Regarding media representation, Fish lamented the tendency of the media to focus on New Atheist leaders and their angry, often bigoted style of atheist advocacy, when journalists should be looking to “actual policy advocates, community leaders, and grassroots activists.” Says Fish, “It’s certainly easier to always go back to the same people, but this does a tremendous disservice to promoting understanding of this community as it exists today.” As Fish sees it, journalists “don’t quite know how to talk about this elephant in the room: the fact that almost a third of Americans are no longer part of an organized religious tradition,” and no legacy media outlet does a particularly good job.

To speak of this significant percentage of the population as merely having lost something, or lacking something is at once offensive and ignorant. And so long as the legacy media continue to portray the nones in this way without actually talking to us, their reporting will inevitably imply that the nonreligious do not deserve to be taken seriously.

This brings us back to the new secular media project, OnlySky. Founded by Silicon Valley tech veteran Shawn Hardin, who now acts as its CEO, OnlySky already boasts an impressive group of contributors who are well known in secular circles. These include Pitzer College Professor Phil Zuckerman, a sociologist whose books on lived secularism are highly valued in the atheist and humanist communities. 

Speaking to RD as a columnist, feature writer, and editor for OnlySky, Zuckerman explained that the outlet, which was in development from early 2020, quickly became a haven for popular atheist bloggers, including Hemant Mehta and Captain Cassidy, who were pushed out of the blogging site Patheos by onerous new guidelines requiring bloggers “to avoid politics and criticism of other worldviews, two things increasingly important to our writers since the merging of evangelicalism and conservative politics in 2016.” 

But while “Patheos Nonreligious was focused tightly on the self-declared atheist and humanist demographic, OnlySky aims to serve a much broader audience—the 1 in 3 Americans who identify as having no religion,” says Zuckerman.“The hope is that OnlySky will be the main go-to media hub for secular, post-religious Americans—or for people simply interested in a secular slant on the world and on current events.”

Zuckerman and Levin, OnlySky’s director of advocacy, both share the general frustration with media misrepresentation of secularism that RD found among secular advocates. But is a secular media outlet the best way to address that issue, given that American atheist and humanist thought already exists largely in a silo, exerting little influence on anyone not already in the club? 

Asked this very pointed question, Levin was ready with a powerful answer. “If we reach even a quarter of the 29% of unaffiliated [in the American population], our reach will certainly match if not exceed that of many mainstream publications.”
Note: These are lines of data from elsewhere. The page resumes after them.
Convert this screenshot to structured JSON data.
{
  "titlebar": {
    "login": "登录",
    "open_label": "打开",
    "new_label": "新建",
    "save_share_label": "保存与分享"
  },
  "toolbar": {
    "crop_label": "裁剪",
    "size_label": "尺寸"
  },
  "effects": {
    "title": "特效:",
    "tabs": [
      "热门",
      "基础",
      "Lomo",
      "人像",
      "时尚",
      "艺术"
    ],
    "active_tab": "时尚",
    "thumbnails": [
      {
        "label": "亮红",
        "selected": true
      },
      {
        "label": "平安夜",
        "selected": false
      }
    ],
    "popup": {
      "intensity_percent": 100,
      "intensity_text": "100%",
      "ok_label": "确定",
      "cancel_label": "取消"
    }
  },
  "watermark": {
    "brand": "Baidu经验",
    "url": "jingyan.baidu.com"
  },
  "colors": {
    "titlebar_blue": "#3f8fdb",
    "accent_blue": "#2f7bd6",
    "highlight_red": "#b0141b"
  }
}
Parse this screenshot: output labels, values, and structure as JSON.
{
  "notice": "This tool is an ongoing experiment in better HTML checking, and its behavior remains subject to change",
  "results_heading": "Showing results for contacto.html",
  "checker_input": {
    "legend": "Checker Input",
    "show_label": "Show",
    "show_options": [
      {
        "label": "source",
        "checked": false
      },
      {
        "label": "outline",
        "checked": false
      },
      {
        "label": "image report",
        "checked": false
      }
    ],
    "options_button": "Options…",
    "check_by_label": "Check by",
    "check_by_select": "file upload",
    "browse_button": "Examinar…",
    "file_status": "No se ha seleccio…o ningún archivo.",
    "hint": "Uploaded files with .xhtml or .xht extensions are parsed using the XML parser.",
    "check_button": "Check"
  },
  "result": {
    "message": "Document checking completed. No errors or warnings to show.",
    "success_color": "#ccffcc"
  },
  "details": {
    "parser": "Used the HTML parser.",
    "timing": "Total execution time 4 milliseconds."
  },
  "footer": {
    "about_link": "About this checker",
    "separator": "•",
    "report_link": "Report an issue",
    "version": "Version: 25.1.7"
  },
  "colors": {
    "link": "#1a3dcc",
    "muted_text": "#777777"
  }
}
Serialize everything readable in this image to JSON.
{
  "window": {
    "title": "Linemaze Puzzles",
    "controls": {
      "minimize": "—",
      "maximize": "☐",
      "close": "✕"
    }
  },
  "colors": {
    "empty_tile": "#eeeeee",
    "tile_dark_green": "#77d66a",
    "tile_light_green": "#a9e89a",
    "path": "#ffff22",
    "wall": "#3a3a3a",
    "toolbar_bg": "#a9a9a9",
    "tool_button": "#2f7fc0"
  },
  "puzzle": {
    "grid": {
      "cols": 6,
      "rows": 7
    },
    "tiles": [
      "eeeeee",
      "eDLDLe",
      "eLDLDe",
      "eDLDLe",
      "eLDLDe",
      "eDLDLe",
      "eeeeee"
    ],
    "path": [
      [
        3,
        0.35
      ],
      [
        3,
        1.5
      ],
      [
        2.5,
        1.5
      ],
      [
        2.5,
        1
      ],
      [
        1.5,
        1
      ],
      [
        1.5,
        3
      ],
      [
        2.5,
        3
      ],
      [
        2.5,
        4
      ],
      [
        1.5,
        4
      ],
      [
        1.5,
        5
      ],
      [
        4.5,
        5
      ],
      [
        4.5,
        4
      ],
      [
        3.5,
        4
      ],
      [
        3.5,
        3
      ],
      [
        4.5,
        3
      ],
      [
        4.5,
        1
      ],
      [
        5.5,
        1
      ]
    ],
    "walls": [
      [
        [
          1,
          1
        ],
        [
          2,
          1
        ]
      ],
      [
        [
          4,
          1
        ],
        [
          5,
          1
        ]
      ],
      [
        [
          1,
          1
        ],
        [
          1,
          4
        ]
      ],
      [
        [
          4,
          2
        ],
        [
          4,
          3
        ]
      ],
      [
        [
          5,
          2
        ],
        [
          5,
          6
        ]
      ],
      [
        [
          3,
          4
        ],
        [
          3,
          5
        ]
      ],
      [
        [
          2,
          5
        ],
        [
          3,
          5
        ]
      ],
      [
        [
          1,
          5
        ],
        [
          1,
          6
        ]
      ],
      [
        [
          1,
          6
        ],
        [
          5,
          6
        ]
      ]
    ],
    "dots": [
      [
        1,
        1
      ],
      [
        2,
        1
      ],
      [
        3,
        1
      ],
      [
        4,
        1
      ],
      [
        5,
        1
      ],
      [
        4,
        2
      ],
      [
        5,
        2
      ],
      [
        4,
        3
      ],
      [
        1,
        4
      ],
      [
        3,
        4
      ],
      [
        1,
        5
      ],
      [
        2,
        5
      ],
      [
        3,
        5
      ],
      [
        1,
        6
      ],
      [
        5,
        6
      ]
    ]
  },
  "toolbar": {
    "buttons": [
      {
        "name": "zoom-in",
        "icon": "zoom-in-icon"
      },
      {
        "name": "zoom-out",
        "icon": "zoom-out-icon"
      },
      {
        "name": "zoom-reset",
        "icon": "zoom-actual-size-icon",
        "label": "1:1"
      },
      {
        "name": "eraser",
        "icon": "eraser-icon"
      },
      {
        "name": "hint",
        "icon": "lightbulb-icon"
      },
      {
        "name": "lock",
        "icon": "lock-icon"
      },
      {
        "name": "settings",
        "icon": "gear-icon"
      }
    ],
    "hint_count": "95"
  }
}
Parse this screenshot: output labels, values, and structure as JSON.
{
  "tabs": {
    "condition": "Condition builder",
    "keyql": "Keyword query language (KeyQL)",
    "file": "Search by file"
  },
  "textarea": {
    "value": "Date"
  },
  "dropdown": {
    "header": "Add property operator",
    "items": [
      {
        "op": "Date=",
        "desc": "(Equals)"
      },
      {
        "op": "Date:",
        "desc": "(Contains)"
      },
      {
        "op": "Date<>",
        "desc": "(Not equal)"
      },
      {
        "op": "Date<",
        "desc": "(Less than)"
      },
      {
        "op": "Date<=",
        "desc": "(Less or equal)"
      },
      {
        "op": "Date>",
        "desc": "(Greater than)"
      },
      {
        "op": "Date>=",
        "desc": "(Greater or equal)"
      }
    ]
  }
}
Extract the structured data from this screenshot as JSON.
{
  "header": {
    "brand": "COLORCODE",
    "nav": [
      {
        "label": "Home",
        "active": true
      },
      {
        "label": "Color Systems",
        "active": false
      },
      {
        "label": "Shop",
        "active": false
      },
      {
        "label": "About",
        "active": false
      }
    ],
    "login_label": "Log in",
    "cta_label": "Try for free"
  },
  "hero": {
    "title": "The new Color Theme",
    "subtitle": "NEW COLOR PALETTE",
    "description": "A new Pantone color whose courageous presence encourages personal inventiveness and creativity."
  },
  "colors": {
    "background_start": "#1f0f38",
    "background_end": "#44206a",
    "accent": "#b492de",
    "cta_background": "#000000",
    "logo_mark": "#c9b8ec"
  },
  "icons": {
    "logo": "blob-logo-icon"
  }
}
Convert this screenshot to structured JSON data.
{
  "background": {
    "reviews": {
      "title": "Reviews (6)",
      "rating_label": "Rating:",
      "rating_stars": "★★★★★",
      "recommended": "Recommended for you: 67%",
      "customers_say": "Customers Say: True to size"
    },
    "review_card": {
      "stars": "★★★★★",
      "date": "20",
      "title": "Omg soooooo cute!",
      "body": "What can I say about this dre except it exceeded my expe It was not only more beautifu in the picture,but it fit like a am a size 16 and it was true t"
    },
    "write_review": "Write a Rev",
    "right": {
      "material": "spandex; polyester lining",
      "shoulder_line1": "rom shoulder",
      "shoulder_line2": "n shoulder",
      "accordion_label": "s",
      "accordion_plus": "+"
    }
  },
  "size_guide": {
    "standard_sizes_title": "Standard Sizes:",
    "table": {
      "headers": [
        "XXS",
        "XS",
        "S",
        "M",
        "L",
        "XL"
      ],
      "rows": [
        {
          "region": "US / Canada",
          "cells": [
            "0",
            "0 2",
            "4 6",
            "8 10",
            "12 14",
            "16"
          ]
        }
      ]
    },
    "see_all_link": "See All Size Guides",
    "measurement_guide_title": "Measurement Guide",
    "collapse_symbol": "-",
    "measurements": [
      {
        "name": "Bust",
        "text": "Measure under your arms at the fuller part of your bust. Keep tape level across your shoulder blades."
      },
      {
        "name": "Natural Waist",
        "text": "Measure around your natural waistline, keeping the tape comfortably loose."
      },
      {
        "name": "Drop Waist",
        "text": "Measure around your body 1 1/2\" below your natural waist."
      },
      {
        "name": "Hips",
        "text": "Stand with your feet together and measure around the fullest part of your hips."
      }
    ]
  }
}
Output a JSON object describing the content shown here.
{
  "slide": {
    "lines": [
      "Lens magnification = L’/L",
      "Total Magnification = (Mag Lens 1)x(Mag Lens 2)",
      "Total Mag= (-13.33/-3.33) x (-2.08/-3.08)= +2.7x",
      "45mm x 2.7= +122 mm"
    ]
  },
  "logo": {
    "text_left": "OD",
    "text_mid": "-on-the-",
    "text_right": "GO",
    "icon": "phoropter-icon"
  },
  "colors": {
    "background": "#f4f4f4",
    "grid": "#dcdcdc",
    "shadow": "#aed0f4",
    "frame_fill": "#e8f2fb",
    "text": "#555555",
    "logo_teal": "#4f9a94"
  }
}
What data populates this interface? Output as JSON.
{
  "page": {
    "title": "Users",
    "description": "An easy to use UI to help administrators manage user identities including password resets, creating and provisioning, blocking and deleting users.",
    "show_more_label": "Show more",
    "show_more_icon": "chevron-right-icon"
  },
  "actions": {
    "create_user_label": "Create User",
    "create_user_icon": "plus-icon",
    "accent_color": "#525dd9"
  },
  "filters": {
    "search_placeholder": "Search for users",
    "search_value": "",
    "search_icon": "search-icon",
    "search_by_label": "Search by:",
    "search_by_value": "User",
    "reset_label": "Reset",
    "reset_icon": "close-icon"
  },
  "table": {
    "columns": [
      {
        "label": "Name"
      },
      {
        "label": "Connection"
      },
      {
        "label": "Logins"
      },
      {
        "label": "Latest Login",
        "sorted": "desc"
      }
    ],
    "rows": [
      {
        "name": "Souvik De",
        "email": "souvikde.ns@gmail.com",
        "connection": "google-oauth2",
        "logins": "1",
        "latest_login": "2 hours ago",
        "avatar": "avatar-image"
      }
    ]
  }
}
Marketing, too, will play an important role in getting the public to understand that the nonreligious constitute a relatively cohesive demographic worthy of attention from both advertisers and politicians. “We are often dismissed as this nebulous, loosely connected group of people that can’t possibly be reached in a targeted way that would meaningfully impact, for example, a candidate’s election prospects or a business’s bottom line,” says Levin.

OnlySky is taking on the ambitious task of changing this perception, and I can only wish them godspeed, so to speak. “The nones are not the only large and complex demographic out there,” Levin observes. “Complexity hasn’t stopped politicians or advertisers from targeting the Latino community, for example. But unlike Latinos, the nones are not generally treated as a group worth researching and targeting.” Levin’s a smart strategist, and her enthusiasm for the project is contagious. “In success,” she maintains, “OnlySky will prove that nonreligious Americans are a cultural, political and economic force to be fully reckoned with.” Given the disproportionate political power of the Christian Right and the progressive and pluralistic tendencies of the nones, let’s hope she’s right.